Opposition to the sellout deal was spearheaded by the Volvo Workers Rank-and-File Committee, which sought to broaden the strike to the Mack-Volvo plants in Macungie, Pennsylvania, and in Hagerstown, where autoworkers were forced to stay on the job and paint scab parts to the benefit of the Mack-Volvo corporation.

While the UAW bureaucracy is doing everything possible to sabotage the fighting will of workers to win their demands, the working class across the US is in the midst of a number of high-profile strikes and a fraudulent election for UAW President in which the union apparatus refused to mail out ballots or notify workers about the election.

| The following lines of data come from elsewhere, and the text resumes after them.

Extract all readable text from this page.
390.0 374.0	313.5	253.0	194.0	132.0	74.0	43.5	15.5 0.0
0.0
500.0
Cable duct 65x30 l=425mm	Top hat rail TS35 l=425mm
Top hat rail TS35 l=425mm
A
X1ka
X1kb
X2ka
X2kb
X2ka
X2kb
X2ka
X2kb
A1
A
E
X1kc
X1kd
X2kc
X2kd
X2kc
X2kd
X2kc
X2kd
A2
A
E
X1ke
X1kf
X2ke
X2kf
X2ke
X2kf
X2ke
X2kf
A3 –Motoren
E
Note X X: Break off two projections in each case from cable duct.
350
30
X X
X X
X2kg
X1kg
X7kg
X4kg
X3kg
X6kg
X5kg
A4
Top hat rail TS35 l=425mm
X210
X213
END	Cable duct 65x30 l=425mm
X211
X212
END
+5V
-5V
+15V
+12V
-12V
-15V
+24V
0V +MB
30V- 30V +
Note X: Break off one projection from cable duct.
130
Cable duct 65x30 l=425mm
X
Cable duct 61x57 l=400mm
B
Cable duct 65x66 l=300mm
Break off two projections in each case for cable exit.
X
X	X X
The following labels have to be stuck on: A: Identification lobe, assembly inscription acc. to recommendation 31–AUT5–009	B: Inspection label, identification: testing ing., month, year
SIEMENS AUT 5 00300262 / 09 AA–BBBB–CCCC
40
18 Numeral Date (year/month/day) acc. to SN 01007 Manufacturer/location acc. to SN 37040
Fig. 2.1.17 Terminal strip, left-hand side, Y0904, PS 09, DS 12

Over 1,100 workers have been on strike for the past seven months at CNH in Racine, Wisconsin, and Burlington, Iowa. An even larger strike, lasting over a month, involves tens of thousands of teaching assistants, researchers and postdocs at the University of California system.

Pennsylvania rank-and-file autoworker and UAW presidential candidate Will Lehman opposed the rotten bureaucracy and called for democratic rank-and-file power on the shop floor. In response to growing support for this program, Curry and the UAW suppressed information about the election and the ballot itself.

Striking workers are in a strong position to win the contract battle by reaching out to their brothers and sisters at other Sherwin-Williams plants and to workers at the Mack-Volvo plants. A rank-and-file strike committee must be formed to lead the struggle.